Due to the presence of protein fractions soluble in aqueous organic solvents particular attention has to be paid to the choice of the extraction solvent. Use of ethanol-water, 4/1 (v/v) resulted in good to excellent recovery rates for acidic, neutral and basic semi-polar metabolites and suppressed enzymatic deglycosylation during extraction. Among nine solvent mixtures tested, ethanol-water, 4/1 (v/v) displayed at the same time an intermediate tendency for co-extraction of matrix components.

Despite an additional protein precipitation step, residual amounts of protein and other matrix components are present in the final extract, which contaminate the ESI interface during analysis and induce a significant decrease in the sensitivity of the mass spectrometer within analytical batches. To correct for this effect in an analyte-specific manner a pooled QC sample-based signal drift correction and normalization approach was applied. This approach significantly reduced intra- and inter-batch instrument variability and resulted in good repeatabilities (mean CV 5.2%) of the whole analytical workflow.

Strong ion suppression effects were detected in both ion modes in the front part of the chromatogram in which many poorly separated abundant primary metabolites elute. In positive ion mode, matrix effects were additionally observed in the rear part of the chromatogram due to co-eluting gliadin proteins. For metabolites eluting in both chromatographic regions relative quantification should be handled with caution and validated by other analytical methods when possible.

Using the QC sample-based signal drift correction and normalization approach concentration differences of 15–20% can be robustly detected between two samples in multi-batch experiments with three technical replicates. For smaller concentration differences accuracy of relative quantification was good (mean relative error 5.7%), whereas larger relative errors > 20% must be expected for higher concentration differences.

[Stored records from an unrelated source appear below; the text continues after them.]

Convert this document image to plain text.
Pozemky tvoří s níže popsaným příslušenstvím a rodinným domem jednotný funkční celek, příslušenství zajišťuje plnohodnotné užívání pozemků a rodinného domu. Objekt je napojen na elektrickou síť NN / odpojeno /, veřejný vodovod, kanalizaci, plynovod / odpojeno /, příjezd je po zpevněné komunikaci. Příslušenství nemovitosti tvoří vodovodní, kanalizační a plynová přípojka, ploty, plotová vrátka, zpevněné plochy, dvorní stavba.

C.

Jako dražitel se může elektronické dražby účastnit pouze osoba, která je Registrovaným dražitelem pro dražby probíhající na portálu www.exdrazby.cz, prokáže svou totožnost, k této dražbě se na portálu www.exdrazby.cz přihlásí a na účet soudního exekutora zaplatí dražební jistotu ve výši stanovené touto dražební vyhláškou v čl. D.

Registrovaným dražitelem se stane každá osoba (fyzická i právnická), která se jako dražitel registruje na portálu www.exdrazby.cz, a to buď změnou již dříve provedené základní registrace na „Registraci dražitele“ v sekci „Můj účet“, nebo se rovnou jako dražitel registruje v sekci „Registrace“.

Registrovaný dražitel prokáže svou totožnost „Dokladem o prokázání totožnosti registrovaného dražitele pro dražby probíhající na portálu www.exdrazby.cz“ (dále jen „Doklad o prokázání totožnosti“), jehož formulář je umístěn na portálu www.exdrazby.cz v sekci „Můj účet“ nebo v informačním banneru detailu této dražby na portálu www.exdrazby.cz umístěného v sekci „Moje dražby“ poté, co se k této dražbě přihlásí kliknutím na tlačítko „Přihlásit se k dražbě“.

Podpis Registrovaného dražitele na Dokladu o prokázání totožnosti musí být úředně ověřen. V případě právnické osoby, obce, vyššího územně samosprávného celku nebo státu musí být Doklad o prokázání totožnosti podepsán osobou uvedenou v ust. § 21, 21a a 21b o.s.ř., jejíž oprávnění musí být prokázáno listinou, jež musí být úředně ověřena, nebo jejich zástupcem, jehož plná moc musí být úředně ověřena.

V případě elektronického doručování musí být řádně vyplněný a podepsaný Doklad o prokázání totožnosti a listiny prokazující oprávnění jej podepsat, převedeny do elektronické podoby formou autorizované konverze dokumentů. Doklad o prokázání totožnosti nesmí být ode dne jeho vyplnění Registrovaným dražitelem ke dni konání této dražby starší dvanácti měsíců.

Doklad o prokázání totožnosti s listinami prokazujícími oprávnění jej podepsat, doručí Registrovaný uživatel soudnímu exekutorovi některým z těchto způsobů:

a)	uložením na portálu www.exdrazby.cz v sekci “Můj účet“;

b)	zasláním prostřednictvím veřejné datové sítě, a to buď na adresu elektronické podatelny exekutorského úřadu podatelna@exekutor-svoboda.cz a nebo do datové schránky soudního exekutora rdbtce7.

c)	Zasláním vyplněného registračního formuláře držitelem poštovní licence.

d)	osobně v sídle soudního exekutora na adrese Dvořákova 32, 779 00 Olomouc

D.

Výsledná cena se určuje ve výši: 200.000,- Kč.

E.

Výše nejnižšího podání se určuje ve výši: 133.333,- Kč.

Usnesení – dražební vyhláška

In conjunction with non-targeted and targeted data analysis strategies the developed analytical workflow was successfully applied to discern differences in the profiles of semi-polar secondary metabolites in whole grain samples of eight winter wheat cultivars. Compared to analytical methods targeting only single compound classes, this analytical approach provides a more comprehensive view on the complex metabolic profile of wheat grains and represents therefore a powerful tool to catalogue their metabolic diversity dependent on genetic and environmental factors.